Here's a look at her journey so far.
October 2002: The Senate votes 77-23 in favor of a resolution authorizing President Bush to "use the Armed Forces of the United States as he determines to be necessary and appropriate in order to (1) defend the national security of the United States against the continuing threat posed by Iraq; and (2) enforce all relevant United Nations Security Council resolutions regarding Iraq." In a speech on the Senate floor, Clinton explains why she is voting in favor of the resolution:
"Even though the resolution before the Senate is not as strong as I would like in requiring the diplomatic route first and placing highest priority on a simple, clear requirement for unlimited inspections, I will take the president at his word that he will try hard to pass a U.N. resolution and will seek to avoid war, if at all possible.
"Because bipartisan support for this resolution makes success in the United Nations more likely and, therefore, war less likely, and because a good-faith effort by the United States, even if it fails, will bring more allies and legitimacy to our cause, I have concluded, after careful and serious consideration, that a vote for the resolution best serves the security of our nation ...
"This is a very difficult vote.
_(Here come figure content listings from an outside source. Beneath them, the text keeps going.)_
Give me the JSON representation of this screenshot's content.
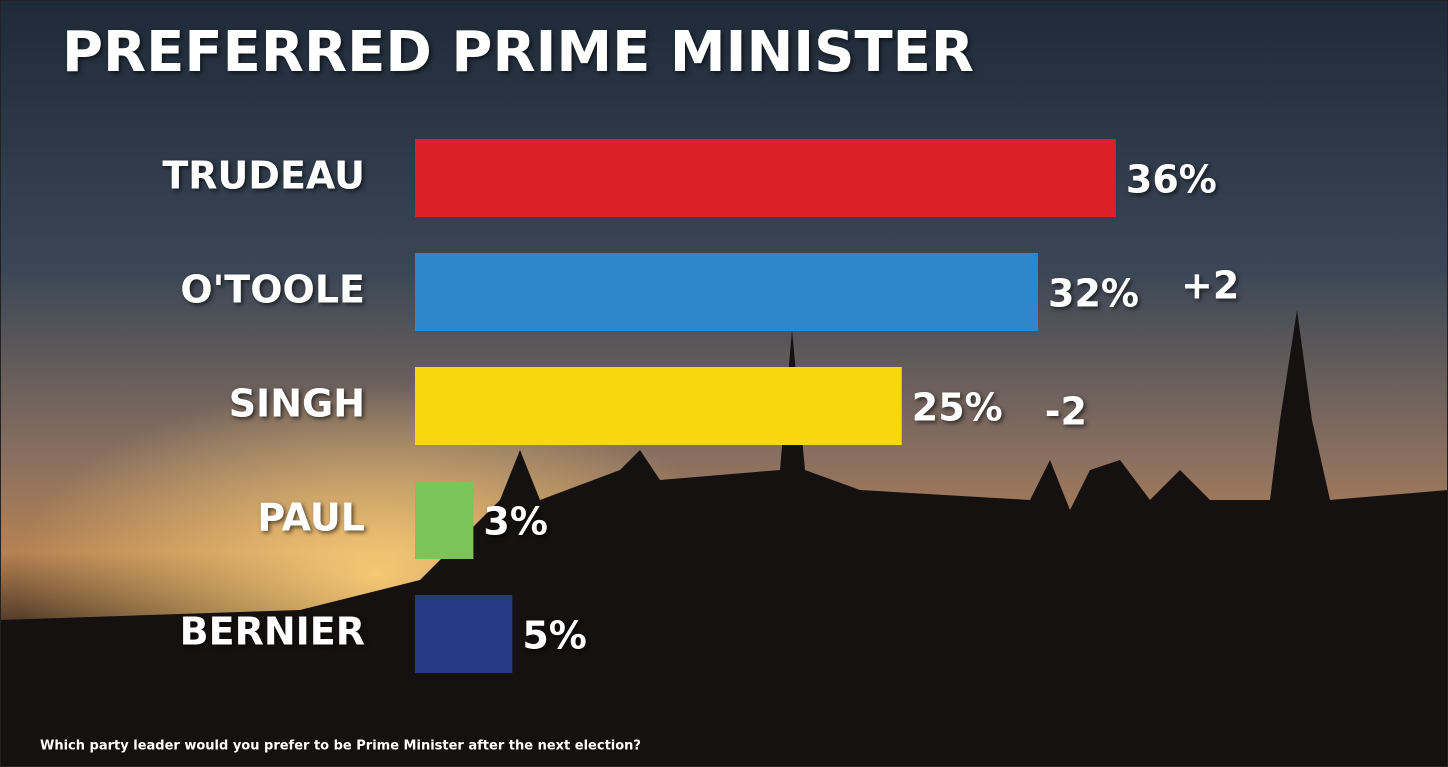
{
  "chart_data": {
    "type": "bar",
    "orientation": "horizontal",
    "title": "PREFERRED PRIME MINISTER",
    "categories": [
      "TRUDEAU",
      "O'TOOLE",
      "SINGH",
      "PAUL",
      "BERNIER"
    ],
    "values": [
      36,
      32,
      25,
      3,
      5
    ],
    "value_labels": [
      "36%",
      "32%",
      "25%",
      "3%",
      "5%"
    ],
    "changes": [
      null,
      "+2",
      "-2",
      null,
      null
    ],
    "colors": [
      "#d92127",
      "#2d88c9",
      "#f7d70f",
      "#7cc35a",
      "#253a84"
    ],
    "footnote": "Which party leader would you prefer to be Prime Minister after the next election?"
  }
}
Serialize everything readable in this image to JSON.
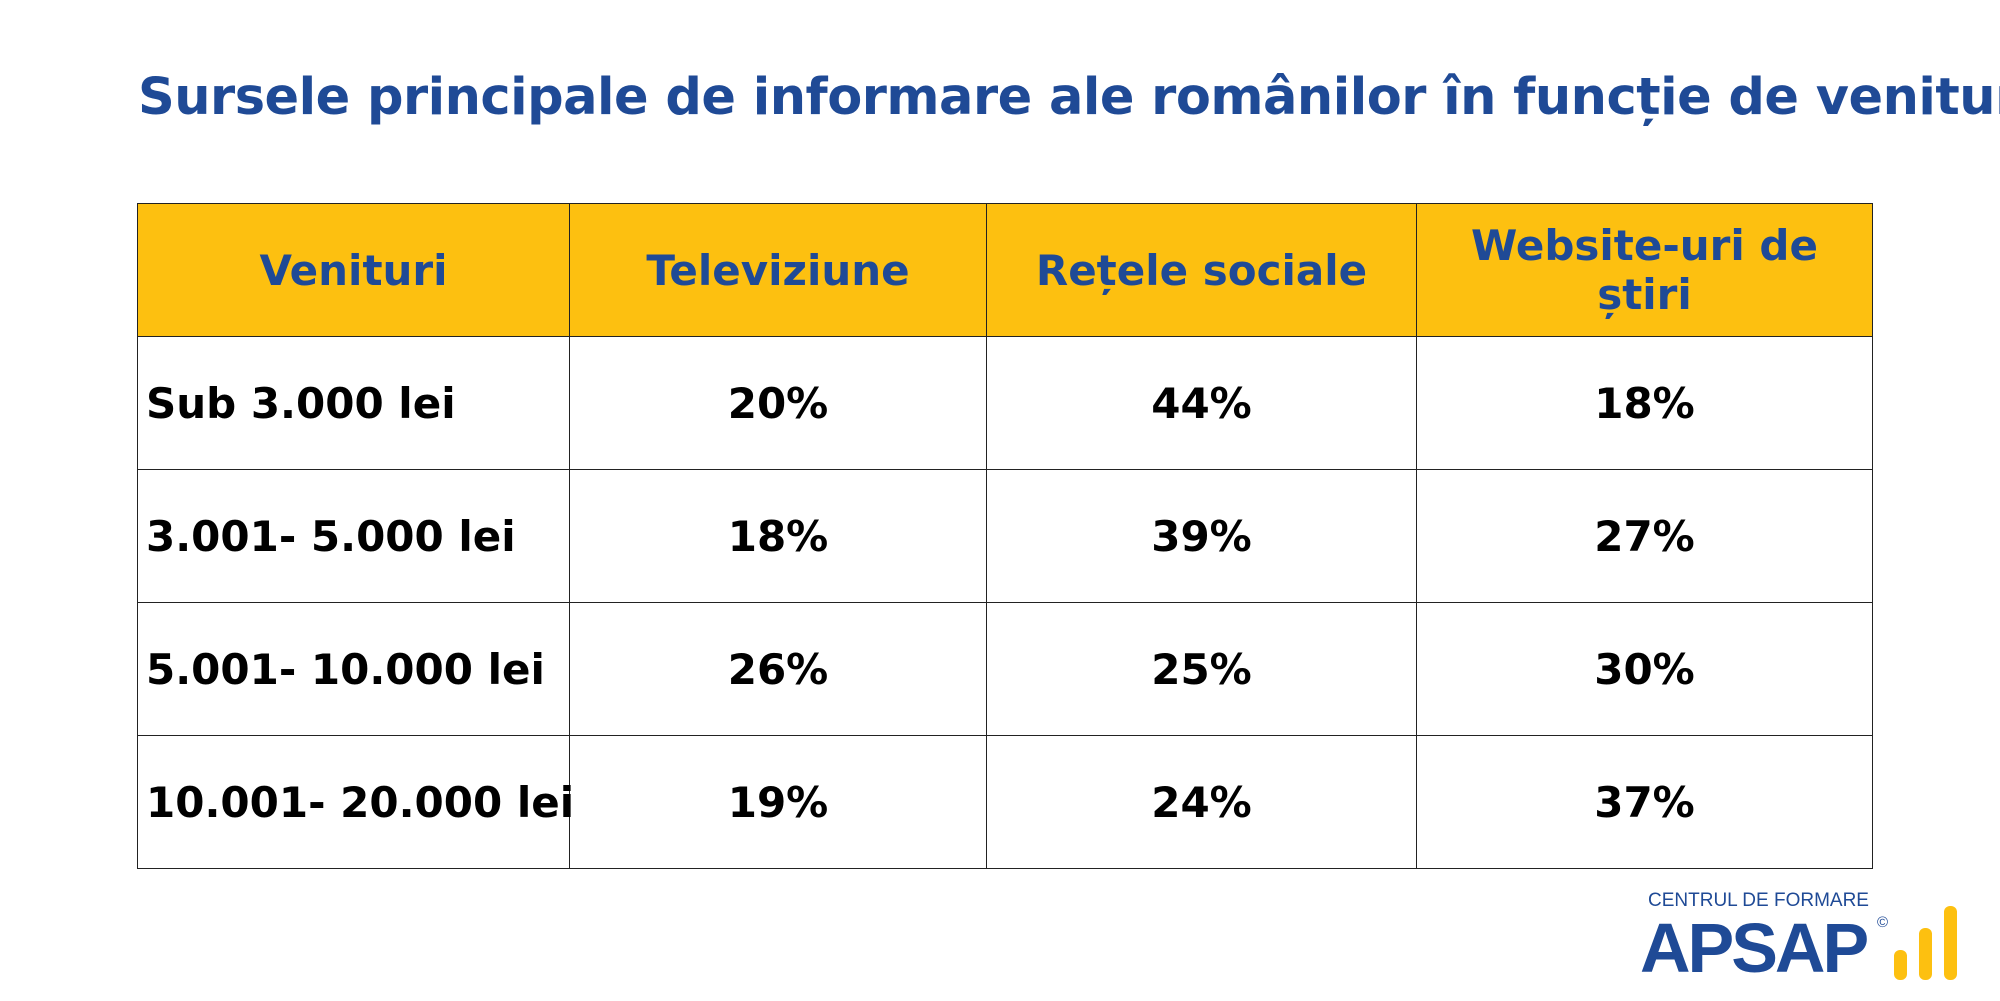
{
  "title": "Sursele principale de informare ale românilor în funcție de venituri",
  "chart_data": {
    "type": "table",
    "title": "Sursele principale de informare ale românilor în funcție de venituri",
    "columns": [
      "Venituri",
      "Televiziune",
      "Rețele sociale",
      "Website-uri de știri"
    ],
    "rows": [
      {
        "label": "Sub 3.000 lei",
        "values": [
          "20%",
          "44%",
          "18%"
        ]
      },
      {
        "label": "3.001- 5.000 lei",
        "values": [
          "18%",
          "39%",
          "27%"
        ]
      },
      {
        "label": "5.001- 10.000 lei",
        "values": [
          "26%",
          "25%",
          "30%"
        ]
      },
      {
        "label": "10.001- 20.000 lei",
        "values": [
          "19%",
          "24%",
          "37%"
        ]
      }
    ]
  },
  "logo": {
    "top_text": "CENTRUL DE FORMARE",
    "main_text": "APSAP",
    "copyright": "©",
    "accent_color": "#fdc010",
    "brand_color": "#1f4a96"
  },
  "colors": {
    "header_background": "#fdc010",
    "header_text": "#1f4a96",
    "title_text": "#1f4a96"
  }
}
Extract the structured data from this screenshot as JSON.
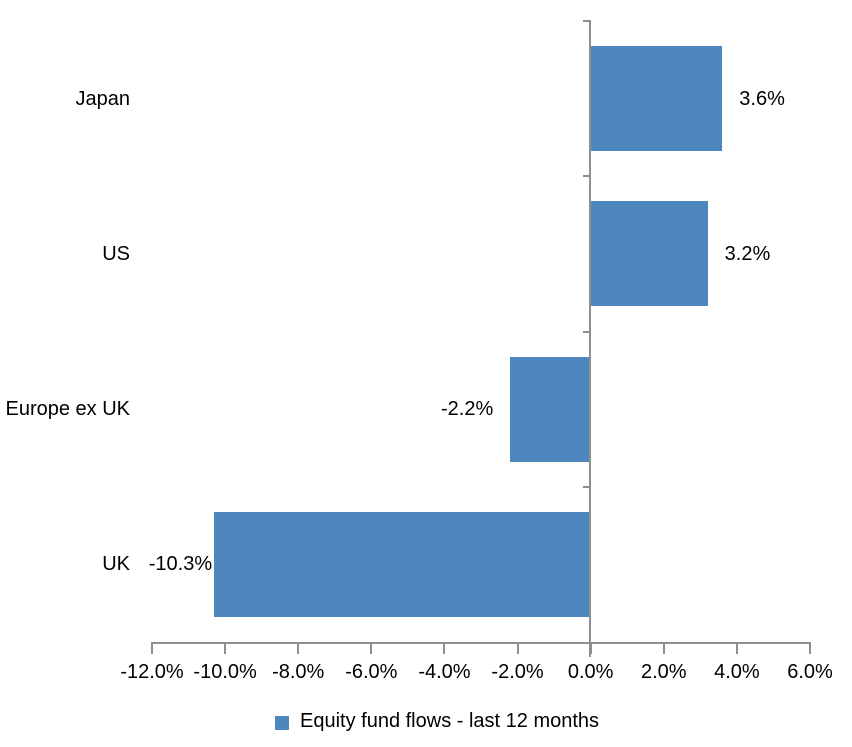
{
  "chart_data": {
    "type": "bar",
    "orientation": "horizontal",
    "categories": [
      "Japan",
      "US",
      "Europe ex UK",
      "UK"
    ],
    "values": [
      3.6,
      3.2,
      -2.2,
      -10.3
    ],
    "data_labels": [
      "3.6%",
      "3.2%",
      "-2.2%",
      "-10.3%"
    ],
    "series": [
      {
        "name": "Equity fund flows - last 12 months",
        "values": [
          3.6,
          3.2,
          -2.2,
          -10.3
        ]
      }
    ],
    "title": "",
    "xlabel": "",
    "ylabel": "",
    "x_axis": {
      "min": -12,
      "max": 6,
      "tick_step": 2,
      "tick_labels": [
        "-12.0%",
        "-10.0%",
        "-8.0%",
        "-6.0%",
        "-4.0%",
        "-2.0%",
        "0.0%",
        "2.0%",
        "4.0%",
        "6.0%"
      ]
    },
    "grid": false,
    "legend": {
      "position": "bottom",
      "label": "Equity fund flows - last 12 months"
    },
    "colors": {
      "bar": "#4E87BD",
      "axis": "#8F8F8F",
      "text": "#000000",
      "background": "#FFFFFF"
    }
  }
}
This is probably the hardest decision I have ever had to make ... but I cast it with conviction ...
I urge the president to spare no effort to secure a clear, unambiguous demand by the United Nations for unlimited inspections ... A vote for [the resolution] is not a vote to rush to war; it is a vote that puts awesome responsibility in the hands of our president and we say to him: Use these powers wisely and as a last resort."
March 6, 2003: In a tense meeting with members of the peace group Code Pink, Clinton defends her vote on the use-of-force resolution by saying: "I ended up voting for the resolution after carefully reviewing the information and intelligence that I had available, talking with people whose opinions I trusted, trying to discount political or other factors that I didn't believe should be in any way a part of this decision. And it is unfortunate that we are at the point of a potential military action to enforce the resolution. That is not my preference. It would be far preferable if we not only had legitimate cooperation from Saddam Hussein and a willingness on his part to disarm and to account for his chemical and biological storehouses, but if we had a much broader alliance and coalition."